Uganda shows way in giving importance to women in politics


KUALA LUMPUR: Uganda is showing the world that it is giving importance to women in politics.

Women now make up 35% of the total number of MPs in Uganda — which exceeds the global average of 23%.

Uganda’s government chief whip Ruth Nankabirwa said Uganda’s constitution states that there must be at least 30% of women in Parliament.

“There are also interest groups represented in Parliament, such as youth, people with disability and workers.

“For each of these groups, there must be a female representative.

“You have to make strategic interventions, as nobody will hand it to you on a silver platter.”

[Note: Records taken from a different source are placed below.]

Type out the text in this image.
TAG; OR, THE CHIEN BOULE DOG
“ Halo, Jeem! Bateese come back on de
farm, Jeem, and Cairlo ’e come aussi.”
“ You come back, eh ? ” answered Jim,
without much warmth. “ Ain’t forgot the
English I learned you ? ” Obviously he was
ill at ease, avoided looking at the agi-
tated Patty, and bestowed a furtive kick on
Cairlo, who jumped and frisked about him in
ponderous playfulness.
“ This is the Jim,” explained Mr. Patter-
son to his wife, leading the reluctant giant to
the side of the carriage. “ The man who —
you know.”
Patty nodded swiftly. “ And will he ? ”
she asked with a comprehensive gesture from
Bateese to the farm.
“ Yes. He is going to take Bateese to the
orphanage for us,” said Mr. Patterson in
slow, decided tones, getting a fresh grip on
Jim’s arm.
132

Nankabirwa was speaking at a question-and-answer session at the International Conference on Women in Politics 2017 at the Putra World Trade Centre today.

Nankabirwa was asked by a participant on Uganda’s strategy to increase women’s participation in politics.

Prime Minister Najib Razak earlier spoke about reserving 30% of places in the Senate to women. He recently said the government would “name and shame” public-listed companies that have no female board members from next year.

Present at the conference were National Council of Women’s Organisations (NCWO) president Sharifah Hapsah Syed Hasan Shahabudin, United Nations women regional director for Asia and the Pacific Dr Miwa Kato, Deputy Women, Family and Community Development Minister Azizah Mohd Dun, Kyrgyzstan Forum of Women’s NGOs president Dr Nurgul Djanaeva, and the Governor of Ramallah and Al-Bireh in Palestine Dr Laila Ghannam.

Nankabirwa said Uganda practises an affirmative action policy to groom more confident and articulate women into politics.

It was introduced by President Yoweri Museveni’s administration in 1986 and has seen a number of women in political leadership.

Aside from female MPs, Nankabirwa said women held 31 of 77 ministerial positions in the government, holding such important portfolios as education; health; works and transport; energy and human resources; land, housing and urban development; and trade and industry.

She said Uganda’s constitution had guided law reforms to promote gender equality, with a number of laws enacted, such as the Domestic Violence Act, as well as the Prevention of Trafficking in Persons Act.

She also said Uganda’s constitution had several sections which banned discrimination based on sex.

The country, she said, had also ratified key important conventions, such as those on the elimination of all forms of discrimination against women.

She said in the past, Uganda even had women generals during its liberation struggle.